Thursday, 14 November 2013

Semiotics

Semiotics is the study of signs, or how things come to have significance. It assumes there is no direct relationship between the real world and the language we use to represent it. According to semiotics, meanings are constructed-  never naturally or universally real. The basic formula for semiotics consists of 'the signifier' ( that which carries the meaning) and 'the signified' ( the actual meaning that is carried). 

There are two significant models of what establishes a sign are those of the theorist Ferdinand de Saussure and the philosopher Charles Sanders Peirce. 

    Ferdinand de Saussure

File:Ferdinand de Saussure by Jullien.png
    Saussure offered a two-part model of the sign. He defined a sign as being composed of:

  • a 'signifier' (signifiant) - the image in the raw, the physical form- A knife is simply a metal implement
     

    • the 'signified' (signifié) - that which carries the meaning, referring to something other than itself- in the context of a scene involving a murder in a shower this knife signifies death and violence. 



Charles Sanders Pierce




According to another theorist, Charles Sanders Pierce, 'we think only in signs.' He thought that signs take the forms of words, images, sounds, smells, tastes or objects, but these things have no deeper meaning and just become signs when we invest them with meaning. 

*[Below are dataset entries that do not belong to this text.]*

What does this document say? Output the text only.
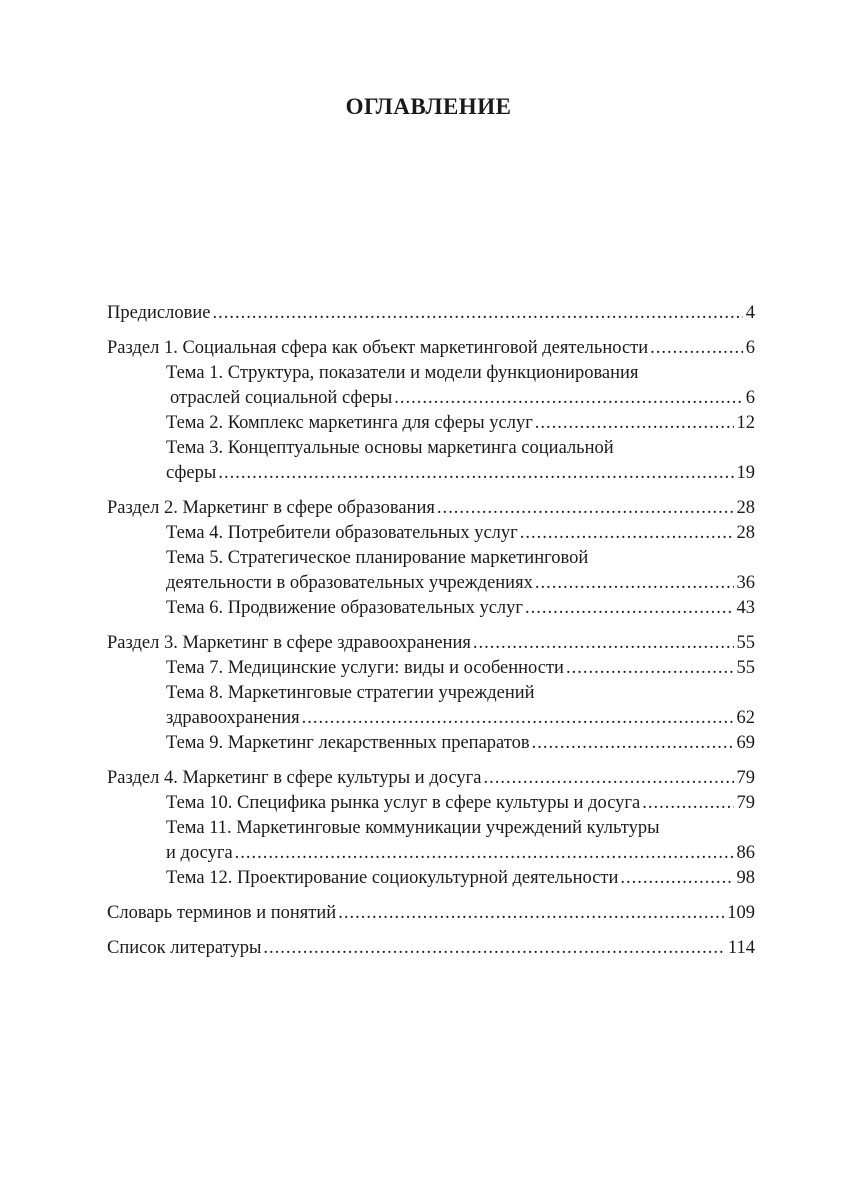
ОГЛАВЛЕНИЕ
Предисловие .....	4
Раздел 1. Социальная сфера как объект маркетинговой деятельности .....	6
Тема 1. Структура, показатели и модели функционирования
отраслей социальной сферы .....	6
Тема 2. Комплекс маркетинга для сферы услуг .....	12
Тема 3. Концептуальные основы маркетинга социальной
сферы .....	19
Раздел 2. Маркетинг в сфере образования .....	28
Тема 4. Потребители образовательных услуг .....	28
Тема 5. Стратегическое планирование маркетинговой
деятельности в образовательных учреждениях .....	36
Тема 6. Продвижение образовательных услуг .....	43
Раздел 3. Маркетинг в сфере здравоохранения .....	55
Тема 7. Медицинские услуги: виды и особенности .....	55
Тема 8. Маркетинговые стратегии учреждений
здравоохранения .....	62
Тема 9. Маркетинг лекарственных препаратов .....	69
Раздел 4. Маркетинг в сфере культуры и досуга .....	79
Тема 10. Специфика рынка услуг в сфере культуры и досуга .....	79
Тема 11. Маркетинговые коммуникации учреждений культуры
и досуга .....	86
Тема 12. Проектирование социокультурной деятельности .....	98
Словарь терминов и понятий .....	109
Список литературы .....	114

'Nothing is a sign unless it is interpreted as a sign'

According to Pierce, anything can be a sign as long as it is interpreted as 'signifying' something which is a sign that is standing for something other than what it really is. 






Both a SIGNIFIED and the SIGNIFIER join together to make up A SIGN.

Semiotics is able to give account for meaning that are absent as well as present in any given representation.